Myanmar’s Suu Kyi scraps UN trip amid Rakhine crisis

By AFP
13 September 2017
Myanmar’s Suu Kyi scraps UN trip amid Rakhine crisis
Myanmar's state counsellor Aung San Suu Kyi speaks during a joint press conference with Indian Prime Minister Narendra Modi (not pictured) at the presidential house in Naypyitaw, Myanmar, 06 September 2017. Photo: Hein Htet/EPA

Myanmar leader Aung San Suu Kyi will not attend the United Nations General Assembly later this month, her spokesman said Wednesday, as the Nobel laureate faces a barrage of criticism over her failure to speak up for Rohingya Muslims fleeing Rakhine state in huge numbers.

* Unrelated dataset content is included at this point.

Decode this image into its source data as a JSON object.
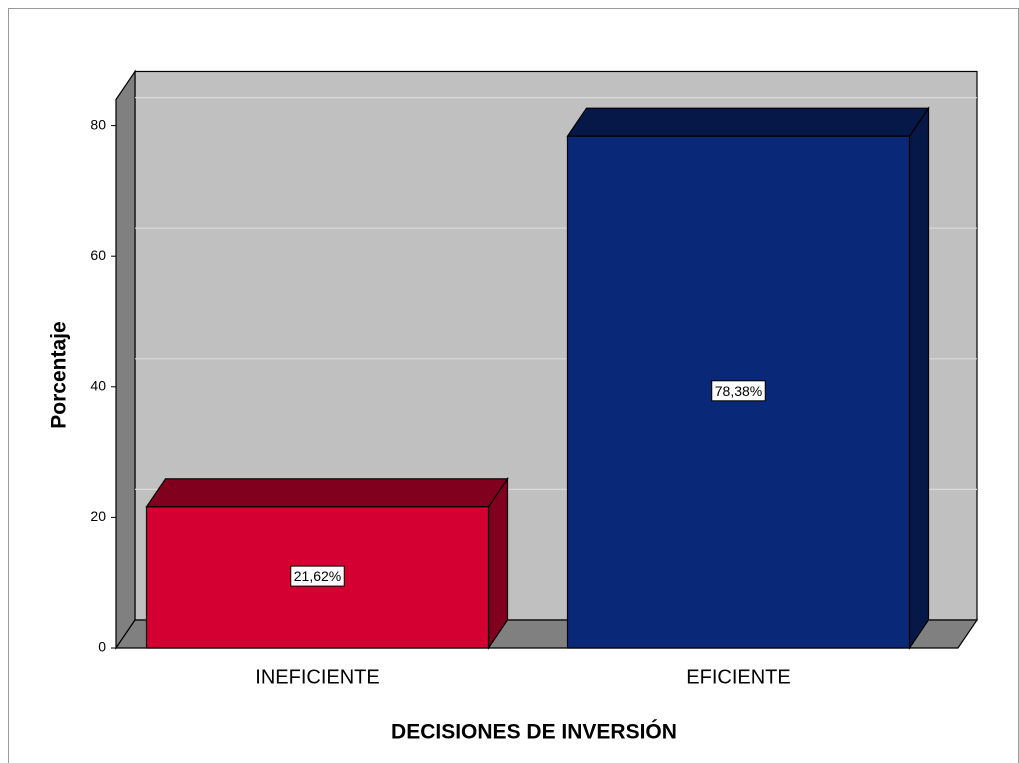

A crackdown by Myanmar's army, launched in response to Rohingya terrorist attacks on August 25, has sent some 370,000 Rohingya refugees across the border to Bangladesh in less than three weeks.
The violence has incubated a humanitarian crisis on both sides of the border.
Bangladesh is struggling to provide relief for exhausted and hungry refugees -- some 60 percent of whom are children -- while nearly 30,000 ethnic Rakhine Buddhists as well as Hindus have been displaced inside Myanmar.
Suu Kyi, Myanmar's first civilian leader in decades, does not control the actions of the powerful military, which ran the country for 50 years before allowing free elections in 2015.
Outside of her country Suu Kyi's reputation as a rights defender is in ruins over the Rohingya crisis.
Rights groups have pilloried the former democracy activist for failing to condemn the army campaign, which has left hundreds dead.
Rohingya refugees have told chilling accounts of soldiers firing on civilians and razing entire villages in northern Rakhine state with the help of Buddhist mobs.
The army denies the allegations, while Suu Kyi has also played down such claims instead blaming "a huge iceberg of misinformation" for complicating the conflict.
"The state counsellor won't attend the meeting of the United Nations General Assembly," said government spokesman Zaw Htay, using Suu Kyi's formal title.